Other La Montaine operas conducted by Callaway at their world premiers were The Shephardes Playe and Play of Herode. Callaway was the founding music director of the Washington National Opera in 1956. He played the solo organ part in the world premiere of Samuel Barber's Toccata Festiva in 1960 with the Philadelphia Orchestra, conducted by Eugene Ormandy.

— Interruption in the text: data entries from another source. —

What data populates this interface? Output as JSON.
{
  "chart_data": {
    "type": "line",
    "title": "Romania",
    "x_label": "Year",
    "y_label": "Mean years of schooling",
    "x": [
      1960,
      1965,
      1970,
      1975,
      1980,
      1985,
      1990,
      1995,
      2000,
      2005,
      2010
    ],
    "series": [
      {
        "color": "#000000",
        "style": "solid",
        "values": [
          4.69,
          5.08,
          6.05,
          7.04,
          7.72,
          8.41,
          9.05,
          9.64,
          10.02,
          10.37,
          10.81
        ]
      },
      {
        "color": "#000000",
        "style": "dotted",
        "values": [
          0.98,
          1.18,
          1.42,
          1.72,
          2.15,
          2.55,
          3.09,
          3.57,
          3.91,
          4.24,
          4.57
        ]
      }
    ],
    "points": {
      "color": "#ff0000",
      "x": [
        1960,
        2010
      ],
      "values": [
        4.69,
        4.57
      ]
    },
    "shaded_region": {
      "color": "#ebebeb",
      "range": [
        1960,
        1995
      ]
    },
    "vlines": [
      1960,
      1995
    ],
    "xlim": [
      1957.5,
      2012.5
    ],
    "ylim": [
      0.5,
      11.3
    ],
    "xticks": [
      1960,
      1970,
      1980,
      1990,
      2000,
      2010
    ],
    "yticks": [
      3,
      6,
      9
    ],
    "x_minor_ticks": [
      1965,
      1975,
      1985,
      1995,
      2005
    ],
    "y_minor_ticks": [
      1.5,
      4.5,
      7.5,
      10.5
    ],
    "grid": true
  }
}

On April 17, 1966, Callaway directed the 51-voice choir of the Washington National Cathedral at Westminster Abbey in London. It was the first time an American choral group had sung there and an American flag was raised outside the Abbey for the occasion.

==Works==
Callaway's works include The Great Organ of Washington Cathedral, recorded in 1974, An hymne of heavenly love, composed in the late-1930s while at St. Mark's Episcopal Church in Grand Rapids., and "Hark! the Glad Sound!" composed in December 1944 for the Cathedral Choral Society.

==Retirement and death==
Upon Callaway's retirement as the Cathedral's third organist and choirmaster in 1977, he was succeeded by assistant organist Richard Wayne Dirksen, the Canon Precentor. Washington Post music critic Paul Hume said of Callaway at the time, "It seems incontrovertible that he has had a larger influence on the musical life of this city than any other person". Callaway then served as organist and choirmaster at St. Paul’s Parish, K Street, in Washington. He was a member of the Church of the Ascension and Saint Agnes in Washington, where his requiem was held following his death from cancer on March 21, 1995. A memorial tuba rank was installed on the organ of the Church of the Ascension and Saint Agnes in his memory.